1. If you don’t remember having your septic tank pumped, have it pumped and the system checked by a professional before the ground freezes. Professionals recommend having the system pumped every 3 to 5 years, although the ideal interval varies depending on water usage and the size of the system. However, 15 years between pumping is too long!

2. Let the grass over the pipes, tank, and soil treatment system get a little longer in the late summer/fall. This will provide extra insulation and help hold any snow that may fall. Place an 8 to 12-inch layer of mulch over the entire system to provide extra insulation. This mulch could be straw, leaves, hay, or any other loose material that will stay in place and will not compact. This is especially important if you have had a new system installed late in the year and no vegetative cover has been established.

3. Use water, the warmer the better if your system is starting to freeze. Normally we advocate water conservation, but if freezing is a concern, increase your water use from low to normal. Do at least one warm/hot water activity per day, such as a load of laundry, using your dishwasher, or taking a hot bath. Never leave water running all the time, as this will overload the system with too much water.

4. If you know you are going to be gone for an extended period, plan accordingly. Have a house sitter flush the toilet, run some hot water, and maybe even do some laundry; in other words, use sufficient quantities of water in the home regularly. Otherwise, have your tank pumped before leaving. One word of caution about empty tanks- if you live in an area with a high water table, only have the tank pumped if it was designed for high water table conditions; it may “float.” Also, some plastic tanks may not be able to withstand soil pressures if left empty. If a tank is left full for several winter months when no one is using water, the sewage will get very cold in shallow tanks and can even freeze in very cold temperatures. If you return home before temperatures start to rise, the effluent leaving the tank will be cold. By starting with an empty tank, you can start fresh with warm effluent. If you use a cabin on a limited basis during the winter months, this may be a good idea as well.

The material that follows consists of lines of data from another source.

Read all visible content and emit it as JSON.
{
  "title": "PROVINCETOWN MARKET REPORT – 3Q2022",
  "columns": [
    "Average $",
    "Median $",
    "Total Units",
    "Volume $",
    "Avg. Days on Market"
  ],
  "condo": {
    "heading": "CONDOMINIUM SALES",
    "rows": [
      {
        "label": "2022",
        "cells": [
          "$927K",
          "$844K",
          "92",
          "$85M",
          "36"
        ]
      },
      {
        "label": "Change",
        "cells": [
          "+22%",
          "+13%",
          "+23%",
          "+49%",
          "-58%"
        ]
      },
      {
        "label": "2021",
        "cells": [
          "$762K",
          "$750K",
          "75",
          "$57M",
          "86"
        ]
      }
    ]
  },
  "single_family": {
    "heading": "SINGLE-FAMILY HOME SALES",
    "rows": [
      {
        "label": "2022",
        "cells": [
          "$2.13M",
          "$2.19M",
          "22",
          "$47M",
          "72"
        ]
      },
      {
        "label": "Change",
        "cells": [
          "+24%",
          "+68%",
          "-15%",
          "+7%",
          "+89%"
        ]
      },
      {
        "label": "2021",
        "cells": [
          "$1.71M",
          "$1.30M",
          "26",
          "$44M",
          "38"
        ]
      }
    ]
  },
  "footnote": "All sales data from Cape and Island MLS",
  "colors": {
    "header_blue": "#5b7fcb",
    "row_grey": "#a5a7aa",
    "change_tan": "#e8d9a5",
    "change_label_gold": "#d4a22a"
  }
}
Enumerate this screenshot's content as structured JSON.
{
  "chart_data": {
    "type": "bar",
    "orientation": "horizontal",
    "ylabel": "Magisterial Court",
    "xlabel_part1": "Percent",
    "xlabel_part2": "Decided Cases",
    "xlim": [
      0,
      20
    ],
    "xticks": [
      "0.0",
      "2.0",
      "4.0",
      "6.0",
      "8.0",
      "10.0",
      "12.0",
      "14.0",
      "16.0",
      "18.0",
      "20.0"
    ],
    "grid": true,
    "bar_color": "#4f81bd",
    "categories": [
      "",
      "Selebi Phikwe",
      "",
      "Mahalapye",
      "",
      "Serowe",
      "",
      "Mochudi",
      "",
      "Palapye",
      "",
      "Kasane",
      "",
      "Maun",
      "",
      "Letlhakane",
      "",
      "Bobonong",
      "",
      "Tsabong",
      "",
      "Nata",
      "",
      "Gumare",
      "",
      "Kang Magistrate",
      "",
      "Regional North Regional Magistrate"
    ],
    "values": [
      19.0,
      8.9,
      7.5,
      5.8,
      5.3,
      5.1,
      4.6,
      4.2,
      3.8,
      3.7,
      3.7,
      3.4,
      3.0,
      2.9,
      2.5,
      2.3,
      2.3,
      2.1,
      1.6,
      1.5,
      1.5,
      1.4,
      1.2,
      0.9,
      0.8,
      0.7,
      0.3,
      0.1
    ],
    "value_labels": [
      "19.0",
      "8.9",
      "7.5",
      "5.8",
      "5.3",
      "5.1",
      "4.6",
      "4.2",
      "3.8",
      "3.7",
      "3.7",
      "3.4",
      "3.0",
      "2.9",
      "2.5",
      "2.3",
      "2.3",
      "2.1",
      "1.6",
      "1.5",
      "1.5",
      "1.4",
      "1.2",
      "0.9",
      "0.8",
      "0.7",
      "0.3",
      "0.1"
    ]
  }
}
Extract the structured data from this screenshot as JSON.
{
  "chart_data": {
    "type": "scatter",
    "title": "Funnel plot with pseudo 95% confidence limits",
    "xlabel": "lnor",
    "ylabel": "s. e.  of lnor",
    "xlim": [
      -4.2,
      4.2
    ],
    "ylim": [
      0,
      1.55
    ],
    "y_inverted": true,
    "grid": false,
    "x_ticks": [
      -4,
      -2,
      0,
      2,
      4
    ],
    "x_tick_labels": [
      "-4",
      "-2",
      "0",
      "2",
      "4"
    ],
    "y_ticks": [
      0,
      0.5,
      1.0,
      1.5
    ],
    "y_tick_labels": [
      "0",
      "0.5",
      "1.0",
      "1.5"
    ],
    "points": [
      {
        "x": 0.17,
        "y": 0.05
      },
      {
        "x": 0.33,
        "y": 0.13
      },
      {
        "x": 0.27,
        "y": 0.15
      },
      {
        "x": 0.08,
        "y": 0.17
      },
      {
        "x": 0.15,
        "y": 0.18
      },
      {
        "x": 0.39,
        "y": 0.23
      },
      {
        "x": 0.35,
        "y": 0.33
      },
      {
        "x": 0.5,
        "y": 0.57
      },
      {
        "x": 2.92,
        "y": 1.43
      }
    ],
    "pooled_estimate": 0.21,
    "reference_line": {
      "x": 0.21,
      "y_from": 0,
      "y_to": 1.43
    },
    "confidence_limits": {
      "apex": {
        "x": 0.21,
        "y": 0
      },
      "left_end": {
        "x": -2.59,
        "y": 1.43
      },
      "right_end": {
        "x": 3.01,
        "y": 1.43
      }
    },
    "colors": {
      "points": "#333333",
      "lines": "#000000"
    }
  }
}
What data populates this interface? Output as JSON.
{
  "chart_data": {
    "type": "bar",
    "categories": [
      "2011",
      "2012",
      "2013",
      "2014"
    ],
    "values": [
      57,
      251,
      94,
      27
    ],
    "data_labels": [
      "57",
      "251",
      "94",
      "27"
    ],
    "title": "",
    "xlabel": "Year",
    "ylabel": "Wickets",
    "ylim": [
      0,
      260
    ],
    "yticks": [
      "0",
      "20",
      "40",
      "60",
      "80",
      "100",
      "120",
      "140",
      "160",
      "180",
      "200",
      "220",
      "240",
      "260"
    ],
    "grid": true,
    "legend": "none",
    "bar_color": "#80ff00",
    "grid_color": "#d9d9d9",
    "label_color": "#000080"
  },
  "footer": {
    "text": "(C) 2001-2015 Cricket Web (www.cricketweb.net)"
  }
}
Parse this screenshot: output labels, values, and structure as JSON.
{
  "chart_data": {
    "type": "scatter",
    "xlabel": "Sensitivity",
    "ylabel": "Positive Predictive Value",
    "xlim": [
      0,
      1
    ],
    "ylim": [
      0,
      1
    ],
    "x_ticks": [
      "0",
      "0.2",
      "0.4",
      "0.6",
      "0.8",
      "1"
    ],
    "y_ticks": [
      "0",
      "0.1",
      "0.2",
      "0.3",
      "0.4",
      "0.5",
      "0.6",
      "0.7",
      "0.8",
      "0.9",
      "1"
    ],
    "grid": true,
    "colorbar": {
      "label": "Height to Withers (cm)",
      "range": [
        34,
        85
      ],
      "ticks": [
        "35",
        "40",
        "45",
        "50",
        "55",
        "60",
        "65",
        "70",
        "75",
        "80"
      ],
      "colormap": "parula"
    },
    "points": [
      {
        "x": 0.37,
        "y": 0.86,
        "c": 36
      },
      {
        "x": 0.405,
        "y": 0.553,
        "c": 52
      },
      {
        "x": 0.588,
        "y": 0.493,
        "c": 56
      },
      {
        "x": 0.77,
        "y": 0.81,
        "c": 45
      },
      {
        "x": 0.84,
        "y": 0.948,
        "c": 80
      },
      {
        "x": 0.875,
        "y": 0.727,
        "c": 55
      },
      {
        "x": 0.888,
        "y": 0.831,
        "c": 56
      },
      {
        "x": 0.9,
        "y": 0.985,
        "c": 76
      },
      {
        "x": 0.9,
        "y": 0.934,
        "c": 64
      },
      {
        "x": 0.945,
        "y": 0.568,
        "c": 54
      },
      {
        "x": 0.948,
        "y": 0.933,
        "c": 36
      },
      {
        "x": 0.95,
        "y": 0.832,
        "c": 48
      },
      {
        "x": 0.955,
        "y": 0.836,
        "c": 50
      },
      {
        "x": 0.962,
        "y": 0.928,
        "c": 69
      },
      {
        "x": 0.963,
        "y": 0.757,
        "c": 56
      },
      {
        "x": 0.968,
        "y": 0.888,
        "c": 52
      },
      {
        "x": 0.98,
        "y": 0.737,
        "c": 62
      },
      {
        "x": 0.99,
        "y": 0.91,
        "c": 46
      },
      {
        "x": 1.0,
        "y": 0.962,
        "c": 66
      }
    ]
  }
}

5. If you have appliances that generate very low flows such as high efficiency furnaces, put a heat tape on the pipe, and while on vacation have someone come by and run warm water for a while. Alternately, you could install a small condensate pump that holds and discharges 2 gallons per cycle.

6. Keep all types of vehicles and high traffic activities off the system to avoid pushing frost down toward system components. Keep an eye on your system. If any seeping or ponding occurs contact a certified onsite professional to help determine the cause and remedy.